Spinal instrumentation increases, what?

A

The rigidty of segments at the fusion site, reducing the relative motion between the vertebrae during the biologic healing process.

58
Q

Posterior spinal implants typically consists of what?

A

Two longitudinal components and segmental attachments to the vertevrae, forming a solid construct.

59
Q

The size and shape of the longitudinal components of a posterior spinal fusion determines what?

A

The rigidity of the construct

60
Q

What also determines the rigidty of a posterior spinal fusion?

A

The number of vertevrae spanned by the implant, the method of their attachment to the vertevrae, and the cross-links between the longitudinal components.

61
Q

Implants that use wires or hooks to attach the longitudinal components to the vertebrae can resist what?

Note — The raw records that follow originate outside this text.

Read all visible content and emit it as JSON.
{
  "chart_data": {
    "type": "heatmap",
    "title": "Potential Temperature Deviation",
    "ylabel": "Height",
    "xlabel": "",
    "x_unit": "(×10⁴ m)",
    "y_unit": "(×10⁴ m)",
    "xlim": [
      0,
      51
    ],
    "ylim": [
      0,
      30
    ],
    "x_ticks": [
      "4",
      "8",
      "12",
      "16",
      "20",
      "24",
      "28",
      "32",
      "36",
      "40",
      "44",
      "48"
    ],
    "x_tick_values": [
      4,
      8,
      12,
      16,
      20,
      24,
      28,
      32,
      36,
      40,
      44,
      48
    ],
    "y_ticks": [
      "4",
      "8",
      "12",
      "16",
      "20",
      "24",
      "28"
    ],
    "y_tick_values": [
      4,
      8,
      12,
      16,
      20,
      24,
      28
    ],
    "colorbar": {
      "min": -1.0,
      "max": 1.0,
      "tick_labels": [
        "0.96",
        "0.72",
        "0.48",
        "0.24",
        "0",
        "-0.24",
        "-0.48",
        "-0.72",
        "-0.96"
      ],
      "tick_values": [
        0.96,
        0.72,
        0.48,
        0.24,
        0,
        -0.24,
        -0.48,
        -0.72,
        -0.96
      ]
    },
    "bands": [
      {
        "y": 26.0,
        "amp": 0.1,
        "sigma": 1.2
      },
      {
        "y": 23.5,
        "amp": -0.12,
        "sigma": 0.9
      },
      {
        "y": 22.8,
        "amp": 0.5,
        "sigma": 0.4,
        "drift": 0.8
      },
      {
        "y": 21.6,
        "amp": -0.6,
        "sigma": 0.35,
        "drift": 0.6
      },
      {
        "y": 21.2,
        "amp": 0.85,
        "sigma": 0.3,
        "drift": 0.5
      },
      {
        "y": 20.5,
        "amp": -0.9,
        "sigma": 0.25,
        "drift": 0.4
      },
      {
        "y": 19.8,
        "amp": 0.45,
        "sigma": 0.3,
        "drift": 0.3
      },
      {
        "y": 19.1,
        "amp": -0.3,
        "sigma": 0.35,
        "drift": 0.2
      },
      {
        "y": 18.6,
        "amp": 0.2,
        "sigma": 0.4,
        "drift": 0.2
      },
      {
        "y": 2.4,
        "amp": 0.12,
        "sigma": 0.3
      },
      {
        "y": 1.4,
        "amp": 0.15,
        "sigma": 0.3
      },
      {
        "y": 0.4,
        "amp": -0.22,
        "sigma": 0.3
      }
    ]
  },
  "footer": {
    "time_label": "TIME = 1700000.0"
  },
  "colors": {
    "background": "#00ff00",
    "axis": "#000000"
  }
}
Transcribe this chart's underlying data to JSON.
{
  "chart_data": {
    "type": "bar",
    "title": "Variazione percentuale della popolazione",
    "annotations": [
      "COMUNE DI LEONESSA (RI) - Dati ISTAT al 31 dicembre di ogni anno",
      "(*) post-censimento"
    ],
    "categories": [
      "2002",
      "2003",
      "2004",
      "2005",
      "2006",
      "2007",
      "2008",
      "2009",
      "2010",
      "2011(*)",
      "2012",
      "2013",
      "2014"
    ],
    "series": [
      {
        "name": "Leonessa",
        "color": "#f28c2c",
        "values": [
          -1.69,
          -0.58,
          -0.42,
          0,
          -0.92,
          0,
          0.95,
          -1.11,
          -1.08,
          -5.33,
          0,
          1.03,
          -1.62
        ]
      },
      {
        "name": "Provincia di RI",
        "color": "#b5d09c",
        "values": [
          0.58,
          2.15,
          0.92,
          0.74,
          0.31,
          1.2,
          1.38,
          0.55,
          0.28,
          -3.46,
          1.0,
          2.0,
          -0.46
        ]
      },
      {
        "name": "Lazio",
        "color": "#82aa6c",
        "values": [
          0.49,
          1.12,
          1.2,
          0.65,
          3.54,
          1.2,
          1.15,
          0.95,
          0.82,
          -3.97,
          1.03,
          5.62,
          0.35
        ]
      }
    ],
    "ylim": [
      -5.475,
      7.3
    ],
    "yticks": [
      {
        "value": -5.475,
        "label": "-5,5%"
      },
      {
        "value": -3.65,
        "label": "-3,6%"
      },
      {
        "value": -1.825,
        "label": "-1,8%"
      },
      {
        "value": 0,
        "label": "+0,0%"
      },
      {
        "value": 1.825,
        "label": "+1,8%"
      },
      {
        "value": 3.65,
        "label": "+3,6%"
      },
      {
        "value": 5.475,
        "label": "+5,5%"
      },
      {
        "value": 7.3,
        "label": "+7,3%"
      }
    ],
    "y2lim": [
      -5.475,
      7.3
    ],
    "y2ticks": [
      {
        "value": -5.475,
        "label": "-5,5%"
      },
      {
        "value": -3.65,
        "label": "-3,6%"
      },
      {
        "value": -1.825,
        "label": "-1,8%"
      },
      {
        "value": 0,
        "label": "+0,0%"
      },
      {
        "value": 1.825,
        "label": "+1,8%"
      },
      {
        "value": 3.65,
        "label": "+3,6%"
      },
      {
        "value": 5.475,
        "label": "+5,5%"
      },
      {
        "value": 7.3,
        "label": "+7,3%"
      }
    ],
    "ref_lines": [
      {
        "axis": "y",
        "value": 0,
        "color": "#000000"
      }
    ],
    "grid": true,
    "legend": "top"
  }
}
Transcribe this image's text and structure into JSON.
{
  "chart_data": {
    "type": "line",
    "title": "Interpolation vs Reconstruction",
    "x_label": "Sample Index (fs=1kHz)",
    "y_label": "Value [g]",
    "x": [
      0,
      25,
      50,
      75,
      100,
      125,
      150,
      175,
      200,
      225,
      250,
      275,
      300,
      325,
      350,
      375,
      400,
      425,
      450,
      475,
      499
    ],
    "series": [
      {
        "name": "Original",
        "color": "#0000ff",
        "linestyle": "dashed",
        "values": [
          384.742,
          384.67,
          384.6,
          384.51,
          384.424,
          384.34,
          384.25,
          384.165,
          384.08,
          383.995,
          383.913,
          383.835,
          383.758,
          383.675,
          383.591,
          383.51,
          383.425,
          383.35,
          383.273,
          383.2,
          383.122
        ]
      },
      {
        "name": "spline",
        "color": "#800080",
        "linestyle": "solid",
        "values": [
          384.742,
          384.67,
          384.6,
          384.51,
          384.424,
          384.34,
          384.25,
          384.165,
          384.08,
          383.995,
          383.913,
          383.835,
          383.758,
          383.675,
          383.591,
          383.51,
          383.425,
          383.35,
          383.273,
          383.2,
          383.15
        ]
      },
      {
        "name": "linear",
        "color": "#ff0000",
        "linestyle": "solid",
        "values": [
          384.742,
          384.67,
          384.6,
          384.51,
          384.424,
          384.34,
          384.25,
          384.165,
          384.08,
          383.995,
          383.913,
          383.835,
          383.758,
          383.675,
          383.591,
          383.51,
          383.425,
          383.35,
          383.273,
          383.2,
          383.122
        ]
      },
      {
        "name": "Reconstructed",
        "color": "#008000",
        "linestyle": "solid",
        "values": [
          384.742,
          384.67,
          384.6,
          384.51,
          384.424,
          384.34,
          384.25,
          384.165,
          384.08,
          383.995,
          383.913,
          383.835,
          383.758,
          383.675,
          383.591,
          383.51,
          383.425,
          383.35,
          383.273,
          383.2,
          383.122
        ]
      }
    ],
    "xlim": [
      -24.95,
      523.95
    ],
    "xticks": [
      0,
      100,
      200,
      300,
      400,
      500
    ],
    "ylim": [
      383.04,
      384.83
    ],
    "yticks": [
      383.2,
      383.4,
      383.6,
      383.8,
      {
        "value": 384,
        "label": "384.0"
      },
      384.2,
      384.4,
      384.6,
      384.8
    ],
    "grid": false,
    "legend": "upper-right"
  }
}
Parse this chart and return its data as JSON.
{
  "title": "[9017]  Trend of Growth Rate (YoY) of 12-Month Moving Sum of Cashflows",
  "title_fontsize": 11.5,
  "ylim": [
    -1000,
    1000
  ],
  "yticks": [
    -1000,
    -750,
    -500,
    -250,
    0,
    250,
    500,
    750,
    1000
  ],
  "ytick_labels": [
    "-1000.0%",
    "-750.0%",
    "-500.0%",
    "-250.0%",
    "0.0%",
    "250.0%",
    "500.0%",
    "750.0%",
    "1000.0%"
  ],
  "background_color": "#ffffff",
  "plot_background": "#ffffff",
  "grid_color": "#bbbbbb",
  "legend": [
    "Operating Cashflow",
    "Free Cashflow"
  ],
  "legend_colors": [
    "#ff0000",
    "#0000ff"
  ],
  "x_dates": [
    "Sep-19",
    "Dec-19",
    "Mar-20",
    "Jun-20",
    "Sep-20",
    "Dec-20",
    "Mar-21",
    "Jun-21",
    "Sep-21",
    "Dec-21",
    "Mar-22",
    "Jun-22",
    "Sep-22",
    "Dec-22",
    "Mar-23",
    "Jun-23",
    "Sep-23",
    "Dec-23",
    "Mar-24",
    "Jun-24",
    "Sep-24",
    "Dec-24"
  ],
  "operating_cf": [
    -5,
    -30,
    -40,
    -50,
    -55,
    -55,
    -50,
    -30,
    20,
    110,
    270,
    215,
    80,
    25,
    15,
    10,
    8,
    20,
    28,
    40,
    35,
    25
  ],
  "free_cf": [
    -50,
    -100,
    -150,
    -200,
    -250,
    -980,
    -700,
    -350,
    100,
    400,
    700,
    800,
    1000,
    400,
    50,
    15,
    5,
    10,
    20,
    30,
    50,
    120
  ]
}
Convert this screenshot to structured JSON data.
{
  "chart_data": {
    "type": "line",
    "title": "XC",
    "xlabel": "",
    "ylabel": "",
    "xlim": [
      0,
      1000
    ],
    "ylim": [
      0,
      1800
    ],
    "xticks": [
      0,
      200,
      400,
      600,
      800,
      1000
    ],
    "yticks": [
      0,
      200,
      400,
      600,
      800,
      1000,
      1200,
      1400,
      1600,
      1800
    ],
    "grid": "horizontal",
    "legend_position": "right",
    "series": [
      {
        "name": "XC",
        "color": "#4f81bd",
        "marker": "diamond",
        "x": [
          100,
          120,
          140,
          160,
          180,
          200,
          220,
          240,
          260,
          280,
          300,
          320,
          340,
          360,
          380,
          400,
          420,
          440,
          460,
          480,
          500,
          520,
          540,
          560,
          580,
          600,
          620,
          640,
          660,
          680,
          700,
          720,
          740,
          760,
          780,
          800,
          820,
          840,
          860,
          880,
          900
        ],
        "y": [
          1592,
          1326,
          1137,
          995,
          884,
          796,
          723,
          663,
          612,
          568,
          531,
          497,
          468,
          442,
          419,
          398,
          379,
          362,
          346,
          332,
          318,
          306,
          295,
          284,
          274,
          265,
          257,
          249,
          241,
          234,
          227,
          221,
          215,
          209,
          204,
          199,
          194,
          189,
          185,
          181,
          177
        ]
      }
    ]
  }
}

But can’t resist what?

A

tensile forces, but cannot resist angular deformity caused by loads experienced during activities of daily living in the presence of compromised load-bearing ability of the anterior column.

62
Q

Spinal instrumentation that uses what, has the ability to resist both compressive and tensile forces, as well as bending moments.

A

Transpedicular screws.

63
Q

Transpedicular screws span which columns?

A

All three

64
Q

What are the problems with using transpedicular screws?

A

There is a high possibility of screw failure (loosening and breakage.)
Micromotion in the intervertevral space, causing continued back pain.

65
Q

When have spinal orthoses been used in regards to providing spinal stability?

A

As a nonoperative alteranative to spinal fusion in some cases of microinstability and macroinstability
Also as a postoperative adjuncts to protect the surgical construccts used for stabilizing macroinstability in the thoracolumbar spine.

66
Q

The postoperative orthosis should limit what?

A

The gross motion o the trunk during ADLs, thereby protecting the surgical construct from large loads created from torso motion until solid biologic fusion occurs.
It should also protect the surgical construct from the planes of motion in which the construct may be vulnerable to failure. Usually flexion and torsion.

67
Q

A TLSO is most likely to reduce intervertebral motion in which spinal section?

A

Upper lumbar levels

68
Q

What might need to be added to help restrict motion in the lower lumbar levels of the spine?

A

A thigh extension.

69
Q

Cervical orthoses are pirmarily used to limit what motions?

A

Flexion-extension
Roation
Lateral bending
Translational motion in the cervical spine.

70
Q

What orthosis is used for upper cervical spine (occiput-C2)?

A

Four-poster orthoses

71
Q

Two poster orthoses are effective in reducing which motions? Which ones can it not reduce.

A

Flexion, but is limitied in its effectiveness in lateral bending and rotation

72
Q

What orthosis is used to immobilize odontoid injuries?

A

Halo orthosis

73
Q

Rigid collars provide what type of immobilization?

A

Moderate amount of immovilization at the midcervical levels but lose efffectiveness at the upper (occiput-C2) and the lower cervical segments (C6-7).

74
Q

What orthosis is the most effective in achieving immobilization in flexion-extension at the lower cervical segments?

A

The four-poster.
Two-poster is effective for only flexion.
Halo is the best for all planes in the upper and lower cervical spine.